Veranstalter: Prof. Dr. Peter Risthaus, Helmut Hofbauer
Die ‚Computerdichtung‘ hat erheblich aufgerüstet und zwar nicht allein technisch: Lyrik-Bots und vergleichbare Textgeneratoren laufen jetzt auf Twitter und in anderen sozialen Medien, von diversen Websites ganz zu schweigen. Was wird Dichtung unter digitalen Bedingungen gewesen sein?
Digitale Hermeneutik und digitale Produktion: Der poetische Maschinenraum von Theo Lutz
PD Dr. Toni Bernhart (Universität Stuttgart)
Es ist kennzeichnend für die frühe digitale Hermeneutik der 1950er Jahre, dass sehr rasch ein Umkehrschub unternommen wird: Algorithmen sollen Texte nicht nur segmentieren und analysieren, sondern auch produzieren. Sinn wird dadurch nicht mehr nur dekontextualisiert, sondern konstituiert. Exemplarisch dafür ist der Stuttgarter Mathematiker Theo Lutz, der 1959 zusammen mit Max Bense und Rul Gunzenhäuser mithilfe eines Programms im Freiburger Code auf einer Zuse Z22 seine „Stochastischen Texte“ herstellt. Zur Debatte stehen u.a. die Doppelrolle des Programmierers, wenn dieser als Editor – wie Lutz – Eingriffe und Umschriften am maschinengenerierten Text vornimmt.
PD Dr. Toni Bernhart leitete von Oktober 2015 bis März 2020 das von der Deutschen Forschungsgemeinschaft (DFG) geförderte Forschungsprojekt „Quantitative Literaturwissenschaft“ am Institut für Literaturwissenschaft und am Stuttgart Research Centre for Text Studies der Universität Stuttgart. Seine Forschungsschwerpunkte sind unter anderem Quantitative Literaturwissenschaft, die Wissenschaftsgeschichte der Digital Humanities und Literatur und Akustik. Zudem ist er als Regisseur und Autor von Theaterstücken tätig.
Sind Programmiersprachen poetisch?
Dr. Till Heilmann (Ruhr-Universität Bochum)
Bereits frühe Elektronenrechner wurden programmiert, um ‚Poesie‘ zu erzeugen. Experimente wie Christopher Stracheys Love Letters am Ferranti Mark I (1952) und Theo Lutz’ Stochastische Texte an der Zuse 22 (1959) stellten mit neuartigen Techniken zur Diskussion, was als Dichten oder als Dichtung gelten darf. Ausgehend von Friedrich Kittlers Bemerkung, Computer würden erstmals den „Wortsinn von Poesie“ einlösen, aber jenseits einzelner Computergedichte und -modelle, will der Vortrag der Frage nachgehen, wie die Poesie von Programmiersprachen selbst in der Geschichte der Computer verhandelt wurde.
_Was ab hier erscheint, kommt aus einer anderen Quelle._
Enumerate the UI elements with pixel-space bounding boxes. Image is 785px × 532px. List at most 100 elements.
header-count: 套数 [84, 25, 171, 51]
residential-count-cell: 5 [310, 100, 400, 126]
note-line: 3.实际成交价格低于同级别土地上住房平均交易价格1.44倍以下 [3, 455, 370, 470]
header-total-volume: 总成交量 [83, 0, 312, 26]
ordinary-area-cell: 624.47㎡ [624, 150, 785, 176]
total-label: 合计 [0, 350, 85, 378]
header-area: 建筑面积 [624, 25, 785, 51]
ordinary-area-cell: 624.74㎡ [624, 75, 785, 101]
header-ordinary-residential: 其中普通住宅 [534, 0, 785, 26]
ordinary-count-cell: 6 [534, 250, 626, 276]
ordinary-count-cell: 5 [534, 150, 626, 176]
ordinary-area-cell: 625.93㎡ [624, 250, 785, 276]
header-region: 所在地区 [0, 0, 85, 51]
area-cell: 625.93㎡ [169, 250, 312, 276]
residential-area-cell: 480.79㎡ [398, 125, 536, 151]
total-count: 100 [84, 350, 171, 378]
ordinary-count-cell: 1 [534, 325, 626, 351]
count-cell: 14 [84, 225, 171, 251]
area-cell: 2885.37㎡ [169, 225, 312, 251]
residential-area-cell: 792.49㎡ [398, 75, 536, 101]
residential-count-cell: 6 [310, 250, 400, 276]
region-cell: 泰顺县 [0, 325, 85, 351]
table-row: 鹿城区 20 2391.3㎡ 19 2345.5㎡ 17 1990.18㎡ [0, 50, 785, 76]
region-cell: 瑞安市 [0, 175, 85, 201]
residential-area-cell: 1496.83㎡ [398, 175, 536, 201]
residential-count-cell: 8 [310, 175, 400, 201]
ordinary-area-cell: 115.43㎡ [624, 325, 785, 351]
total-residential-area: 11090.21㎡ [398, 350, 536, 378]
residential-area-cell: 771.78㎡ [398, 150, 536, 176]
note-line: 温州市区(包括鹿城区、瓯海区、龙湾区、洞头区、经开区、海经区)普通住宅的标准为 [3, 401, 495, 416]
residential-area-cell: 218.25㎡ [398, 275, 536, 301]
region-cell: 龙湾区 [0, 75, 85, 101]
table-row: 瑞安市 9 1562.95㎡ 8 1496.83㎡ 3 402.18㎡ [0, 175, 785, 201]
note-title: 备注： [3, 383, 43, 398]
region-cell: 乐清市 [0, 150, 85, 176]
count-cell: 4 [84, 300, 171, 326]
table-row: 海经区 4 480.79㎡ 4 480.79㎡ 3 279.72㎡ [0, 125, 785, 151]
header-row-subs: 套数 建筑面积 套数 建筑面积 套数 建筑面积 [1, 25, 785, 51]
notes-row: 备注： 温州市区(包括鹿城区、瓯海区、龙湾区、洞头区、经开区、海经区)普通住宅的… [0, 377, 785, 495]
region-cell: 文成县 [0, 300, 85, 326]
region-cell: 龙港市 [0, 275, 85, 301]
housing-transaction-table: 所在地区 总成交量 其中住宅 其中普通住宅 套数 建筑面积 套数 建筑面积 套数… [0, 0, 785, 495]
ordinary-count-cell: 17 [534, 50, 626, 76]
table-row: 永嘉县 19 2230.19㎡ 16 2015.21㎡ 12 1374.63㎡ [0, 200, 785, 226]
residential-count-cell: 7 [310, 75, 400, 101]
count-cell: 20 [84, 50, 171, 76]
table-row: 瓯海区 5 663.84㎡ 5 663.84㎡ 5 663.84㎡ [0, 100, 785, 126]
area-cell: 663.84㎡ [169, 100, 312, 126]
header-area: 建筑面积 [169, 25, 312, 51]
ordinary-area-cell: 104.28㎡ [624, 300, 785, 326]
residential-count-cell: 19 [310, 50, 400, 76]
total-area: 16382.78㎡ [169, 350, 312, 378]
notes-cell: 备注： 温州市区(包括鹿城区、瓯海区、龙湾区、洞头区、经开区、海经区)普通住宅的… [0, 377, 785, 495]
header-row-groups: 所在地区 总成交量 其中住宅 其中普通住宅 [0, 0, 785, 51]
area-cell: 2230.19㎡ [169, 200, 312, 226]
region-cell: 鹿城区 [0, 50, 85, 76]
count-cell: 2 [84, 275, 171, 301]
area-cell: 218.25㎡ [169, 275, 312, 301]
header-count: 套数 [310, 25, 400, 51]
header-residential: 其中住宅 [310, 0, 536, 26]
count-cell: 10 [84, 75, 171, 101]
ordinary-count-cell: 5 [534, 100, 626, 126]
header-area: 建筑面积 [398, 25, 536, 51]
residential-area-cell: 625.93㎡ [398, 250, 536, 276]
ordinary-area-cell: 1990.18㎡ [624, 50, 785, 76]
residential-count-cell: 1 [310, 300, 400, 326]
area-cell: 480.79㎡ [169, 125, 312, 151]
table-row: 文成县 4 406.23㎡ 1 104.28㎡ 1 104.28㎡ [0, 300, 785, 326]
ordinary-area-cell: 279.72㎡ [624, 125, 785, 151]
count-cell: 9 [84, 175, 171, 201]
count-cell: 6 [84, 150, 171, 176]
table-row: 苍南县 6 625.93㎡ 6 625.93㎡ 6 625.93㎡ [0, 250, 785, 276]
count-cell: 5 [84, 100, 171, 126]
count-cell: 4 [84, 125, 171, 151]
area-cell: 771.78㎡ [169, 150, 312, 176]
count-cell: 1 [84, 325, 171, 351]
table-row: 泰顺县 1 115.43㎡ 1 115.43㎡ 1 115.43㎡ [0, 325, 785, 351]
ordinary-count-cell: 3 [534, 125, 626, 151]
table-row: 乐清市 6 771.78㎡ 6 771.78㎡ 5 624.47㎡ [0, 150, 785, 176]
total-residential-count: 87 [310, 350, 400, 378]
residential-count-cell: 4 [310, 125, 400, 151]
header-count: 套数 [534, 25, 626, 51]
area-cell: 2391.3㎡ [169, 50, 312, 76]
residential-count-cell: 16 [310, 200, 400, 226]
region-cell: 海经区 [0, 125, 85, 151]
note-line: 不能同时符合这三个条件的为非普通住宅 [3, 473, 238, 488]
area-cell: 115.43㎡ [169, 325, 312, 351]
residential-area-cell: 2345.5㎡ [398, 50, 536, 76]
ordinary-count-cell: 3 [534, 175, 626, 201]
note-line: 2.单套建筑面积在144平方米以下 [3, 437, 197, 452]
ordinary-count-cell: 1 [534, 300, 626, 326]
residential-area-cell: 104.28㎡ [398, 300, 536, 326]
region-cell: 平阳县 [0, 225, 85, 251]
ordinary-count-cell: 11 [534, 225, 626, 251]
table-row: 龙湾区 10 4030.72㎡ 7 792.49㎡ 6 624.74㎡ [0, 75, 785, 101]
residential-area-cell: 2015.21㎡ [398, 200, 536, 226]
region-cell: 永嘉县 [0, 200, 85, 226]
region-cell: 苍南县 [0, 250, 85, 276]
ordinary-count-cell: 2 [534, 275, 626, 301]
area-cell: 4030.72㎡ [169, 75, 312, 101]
Dr. Till Heilmann forscht als Akademischer Rat am Institut für Medienwissenschaft der Ruhr-Universität Bochum. 2008 wurde er mit einer Arbeit zum Computer als Schreibmaschine promoviert. Seine Forschungsschwerpunkte sind Digitale Bildbearbeitung, Algorithmen und Computerprogrammierung, nordamerikanische und deutschsprachige Medienwissenschaft.